Creeping Phlox (Phlox subulata)
As the name suggests, Creeping Phlox grows low to the ground and spreads quickly. When in bloom, the earth looks like a carpet of beautiful, star-shaped flowers. Even when not in bloom, Creeping Phlox is attractive with grass-like evergreen foliage. Creeping Phlox is especially wonderful planted between tall flowers, shrubs, or allowed to cascade over a rock wall. It grows well in pots or hanging baskets, too. This native perennial is drought and heat-tolerant, adaptable, and grows in places where many other flowers struggle. Bees and butterflies appreciate the sweet blooms, and as a bonus, deer widely ignore them. There is a wide range of color options, including purple, white, blue, and pink.
Purple Coneflower (Echinacea purpurea)
The multitudes of light-purple flowers atop tall stems are irresistible to butterflies and bees. In the fall, songbirds feast on the plentiful seeds, especially the goldfinches who can't seem to get enough. Purple Coneflower, sometimes better known by its botanical name Echinacea, is perfect for the perennial wildflower garden. This native flower blooms multitudes of large daisy-like flowers with a protruding cone-shaped center, hence the name. Purple Coneflower blooms for months, providing bright, much-appreciated color to the flower garden. Echinacea is easy to grow, hardy to zones 3-9, and is an excellent cut flower because of the long stems. Several other native Echinaceas are great in the native perennial garden, including E.angustifolia, E.pallida, and E. paradoxa, and E. pallida.

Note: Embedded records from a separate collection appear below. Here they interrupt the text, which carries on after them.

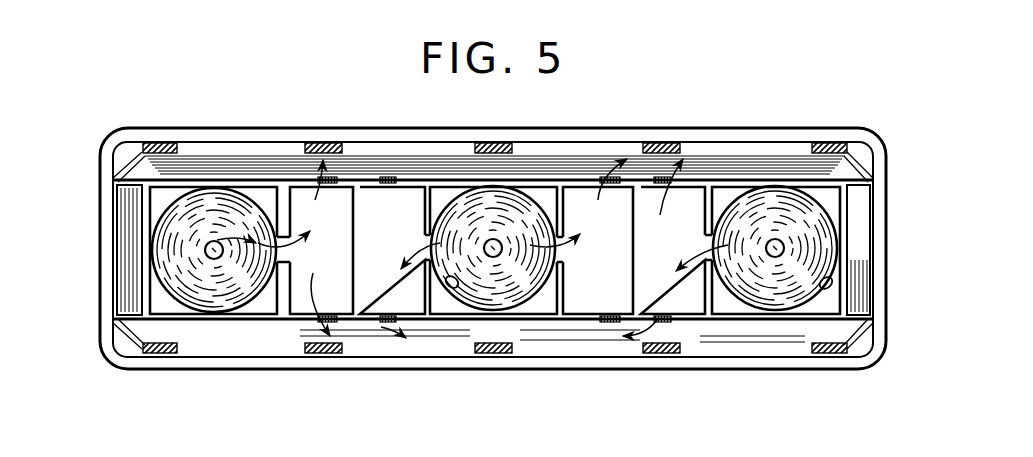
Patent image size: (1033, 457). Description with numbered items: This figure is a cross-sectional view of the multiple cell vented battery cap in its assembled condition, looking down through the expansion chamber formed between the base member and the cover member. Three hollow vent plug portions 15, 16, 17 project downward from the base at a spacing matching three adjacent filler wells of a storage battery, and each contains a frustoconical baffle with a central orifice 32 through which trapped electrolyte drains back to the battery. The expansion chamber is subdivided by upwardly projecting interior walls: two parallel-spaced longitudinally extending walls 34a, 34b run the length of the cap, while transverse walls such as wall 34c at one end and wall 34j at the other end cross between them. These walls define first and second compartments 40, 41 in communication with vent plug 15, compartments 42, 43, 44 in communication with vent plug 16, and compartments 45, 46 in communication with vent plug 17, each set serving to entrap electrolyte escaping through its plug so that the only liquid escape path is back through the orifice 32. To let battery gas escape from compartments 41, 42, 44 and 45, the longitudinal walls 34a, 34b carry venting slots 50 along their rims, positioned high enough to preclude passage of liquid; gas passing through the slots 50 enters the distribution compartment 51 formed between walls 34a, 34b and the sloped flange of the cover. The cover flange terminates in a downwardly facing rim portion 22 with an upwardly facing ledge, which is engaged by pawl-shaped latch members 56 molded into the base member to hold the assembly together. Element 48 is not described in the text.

The vent plug portion 15 is at (172, 221).
The vent plug portion 16 is at (460, 287).
The vent plug portion 17 is at (830, 283).
The rim portion 22 is at (737, 358).
The orifice 32 is at (222, 257).
The longitudinally extending interior wall 34a is at (237, 320).
The longitudinally extending interior wall 34b is at (460, 198).
The transversely extending interior wall 34c is at (147, 277).
The transversely extending interior wall 34j is at (840, 222).
The first compartment 40 is at (265, 196).
The second compartment 41 is at (303, 196).
The compartment 42 is at (390, 202).
The compartment 43 is at (542, 196).
The compartment 44 is at (578, 200).
The compartment 45 is at (687, 203).
The compartment 46 is at (725, 195).
The end panel interior 48 is at (857, 268).
The venting slots 50 is at (326, 184).
The distribution compartment 51 is at (230, 165).
The latch members 56 is at (160, 142).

Asters (Aster novii-belgii)
The clusters of brightly colored daisy-like flowers with deep golden centers attract bees, butterflies, and birds in droves. Asters are a late-blooming perennial, and they provide a valuable food source to pollinators when there aren't many choices. These flowers are available in various colors, from blue to purple to white to pink. Aster varieties number in the hundreds, with many cultivars added to that. Many Asters are native to North America, but be sure to double-check beforehand. The brilliant colors liven up the perennial fall garden; we recommend planting them wherever you have space!

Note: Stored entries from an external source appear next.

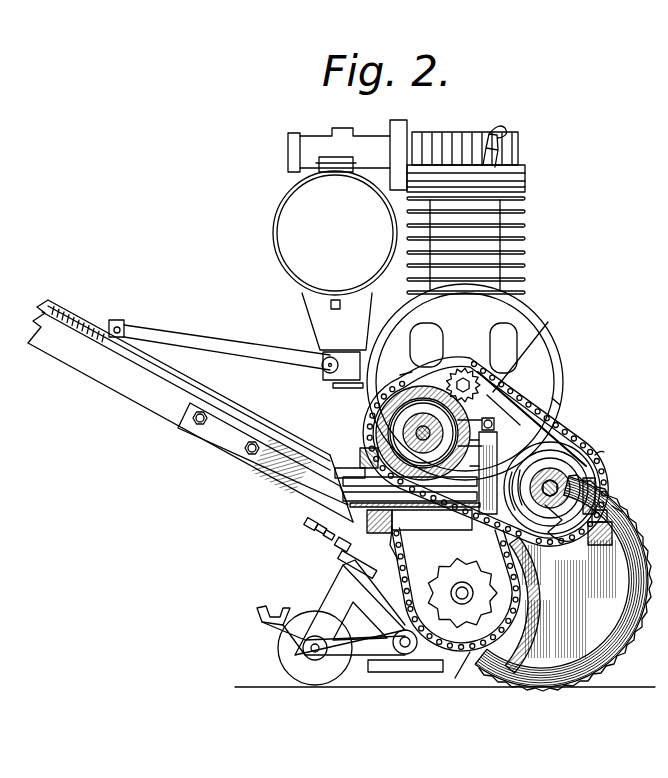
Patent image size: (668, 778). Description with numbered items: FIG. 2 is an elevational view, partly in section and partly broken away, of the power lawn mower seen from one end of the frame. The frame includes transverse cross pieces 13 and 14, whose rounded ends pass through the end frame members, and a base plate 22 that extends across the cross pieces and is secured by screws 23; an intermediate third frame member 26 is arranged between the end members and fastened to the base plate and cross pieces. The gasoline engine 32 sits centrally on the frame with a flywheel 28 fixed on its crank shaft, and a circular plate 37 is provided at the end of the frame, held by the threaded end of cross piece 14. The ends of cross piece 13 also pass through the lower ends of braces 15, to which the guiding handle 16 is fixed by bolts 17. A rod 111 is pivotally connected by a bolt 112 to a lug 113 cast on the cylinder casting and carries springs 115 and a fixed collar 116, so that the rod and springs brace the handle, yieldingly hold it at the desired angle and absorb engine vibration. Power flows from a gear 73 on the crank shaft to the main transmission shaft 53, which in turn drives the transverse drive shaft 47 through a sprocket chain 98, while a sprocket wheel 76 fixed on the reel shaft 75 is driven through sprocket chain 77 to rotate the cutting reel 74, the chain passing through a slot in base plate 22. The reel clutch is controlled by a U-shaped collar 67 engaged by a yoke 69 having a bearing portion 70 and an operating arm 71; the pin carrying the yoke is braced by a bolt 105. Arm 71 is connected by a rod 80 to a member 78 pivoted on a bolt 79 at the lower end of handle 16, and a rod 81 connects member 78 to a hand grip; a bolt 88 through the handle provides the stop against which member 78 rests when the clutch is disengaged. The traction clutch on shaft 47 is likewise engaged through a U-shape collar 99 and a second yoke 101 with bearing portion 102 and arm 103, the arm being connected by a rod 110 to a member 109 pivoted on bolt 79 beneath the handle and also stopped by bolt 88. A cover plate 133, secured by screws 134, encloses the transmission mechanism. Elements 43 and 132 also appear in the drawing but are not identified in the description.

The cross piece 13 is at (350, 573).
The cross piece 14 is at (598, 545).
The braces 15 is at (275, 490).
The guiding handle 16 is at (107, 380).
The bolts 17 is at (249, 452).
The base plate 22 is at (541, 532).
The screws 23 is at (368, 441).
The third frame member 26 is at (530, 349).
The flywheel 28 is at (524, 306).
The engine 32 is at (522, 208).
The circular plate 37 is at (605, 618).
The wheel teeth 43 is at (638, 556).
The drive shaft 47 is at (583, 486).
The shaft 53 is at (424, 425).
The U-shaped collar 67 is at (368, 419).
The yoke 69 is at (548, 392).
The bearing portion 70 is at (546, 421).
The operating arm 71 is at (366, 453).
The gear 73 is at (470, 360).
The cutting reel 74 is at (530, 608).
The reel shaft 75 is at (462, 604).
The sprocket wheel 76 is at (471, 529).
The sprocket chain 77 is at (462, 672).
The member 78 is at (336, 449).
The bolt 79 is at (316, 529).
The rod 80 is at (362, 470).
The rod 81 is at (183, 386).
The bolt 88 is at (308, 522).
The sprocket chain 98 is at (613, 493).
The U-shape collar 99 is at (597, 452).
The yoke 101 is at (553, 456).
The bearing portion 102 is at (455, 546).
The operating arm 103 is at (430, 540).
The bolt 105 is at (516, 406).
The member 109 is at (326, 536).
The rod 110 is at (346, 538).
The rod 111 is at (240, 328).
The bolt 112 is at (325, 358).
The lug 113 is at (321, 374).
The springs 115 is at (112, 319).
The collar 116 is at (126, 326).
The foot 132 is at (430, 680).
The cover plate 133 is at (576, 468).
The screws 134 is at (408, 378).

Virginia Bluebells (Mertensia virginica)
One of the most delightful spring bloomers, Virginia Bluebells are an essential part of any perennial garden. The native pollinators agree and will visit it frequently, increasing the appeal of the flower. Each plant produces dreamy clusters of small blue bell-shaped flowers, which nod delightfully in the spring breeze. Virginia Bluebells are adaptable and will grow in full sun or shade.
Sneezeweed (Helenium autumnale)
Don't let the name deter you; you'll be sneezing with delight, we promise. Sneezeweed flowers are bright yellow and look like miniature sunflowers. A mass planting of this native perennial is like having a hundred shining suns in the garden. Sneezeweed blooms late in the season and is a valuable food source for native and honey bees. The odd name comes from its use historically; Sneezeweed leaves were dried and used to make a type of snuff.
Planting for native pollinating species is easy to do with all these beautiful and interesting flower options. No matter what type of flower bed you have, add a few plants for the pollinators, and you'll be blessed with a wide variety of exciting visitors to the garden.